I was amazed as one-by-one she filled our plates with only those items we had ordered.

Instead of the communal “Try some of this” or “I’ll have some of that” which I expected, the rule here was different. You get what you order. And only what you order.

I sat looking at the mound of watery chop suey on my plate in dismay and said, "Would anyone like to try my chop suey?"

"No," said Becky.

The offended tone with which she said this made rule number 2 clear: Eating something that came from someone elses’s cardboard container was somehow disgusting.

To show there was no hard feelings Becky asked, "Something to drink?"

I said, "Yes please."

She stood up, fetched four tall glasses and four cans of Coke from the refrigerator. What, no sake? No beer? I know a lot of people like to drink Coke with Chinese food. Including Chinese people. But you have to actually like coke for that to work. I don't.

Apparently, neither did Sammy. He said, "I wanna ginger ale".

She hissed," Always you want something different."

I thought about asking for water, decided against it, and began to eat my chop suey and sip Coke.

Sammy, sitting opposite me, picked up one of his spareribs and gnawed on it and when he'd stripped it to the bone, tossed it on his wife's plate. She glanced at him malevolently and then pushed it to one side. She didn't say a word.

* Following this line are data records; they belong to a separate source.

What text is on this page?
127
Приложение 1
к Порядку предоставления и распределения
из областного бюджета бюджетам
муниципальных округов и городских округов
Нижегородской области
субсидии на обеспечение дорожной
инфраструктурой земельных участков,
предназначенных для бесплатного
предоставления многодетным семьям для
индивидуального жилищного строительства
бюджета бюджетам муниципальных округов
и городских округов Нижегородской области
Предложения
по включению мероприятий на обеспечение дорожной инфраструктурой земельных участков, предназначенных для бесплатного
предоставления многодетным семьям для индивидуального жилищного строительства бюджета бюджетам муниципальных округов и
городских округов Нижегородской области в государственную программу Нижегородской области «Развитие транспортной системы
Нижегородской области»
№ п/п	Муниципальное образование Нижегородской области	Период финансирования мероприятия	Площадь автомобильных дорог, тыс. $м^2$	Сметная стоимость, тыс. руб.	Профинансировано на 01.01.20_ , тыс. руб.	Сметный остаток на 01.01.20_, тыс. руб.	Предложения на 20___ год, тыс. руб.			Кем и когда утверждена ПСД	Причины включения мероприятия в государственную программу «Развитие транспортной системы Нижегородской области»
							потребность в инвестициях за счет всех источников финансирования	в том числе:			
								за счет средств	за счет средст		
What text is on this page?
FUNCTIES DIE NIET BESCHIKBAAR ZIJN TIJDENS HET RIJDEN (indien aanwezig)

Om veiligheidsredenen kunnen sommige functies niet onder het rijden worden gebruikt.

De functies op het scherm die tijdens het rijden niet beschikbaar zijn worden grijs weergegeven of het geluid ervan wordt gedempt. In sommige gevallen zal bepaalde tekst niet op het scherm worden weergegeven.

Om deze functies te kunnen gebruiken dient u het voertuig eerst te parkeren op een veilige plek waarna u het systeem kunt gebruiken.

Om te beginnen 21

I looked at my husband, but he had retreated into his sweet and sour chicken balls.

I said, "Um, so do you play much golf?"

Wrong question. That evoked 5 minutes of tit-for-tat between Sammy and Becky over whose fault it was that they didn't play golf anymore.

After that there was silence, except for the drone of TV golf.

My husband finally pushed back his chair and announced that he was going into the other room to watch TV, and my father in-law followed suit, leaving Becky and I to clean up the relentlessly white kitchen.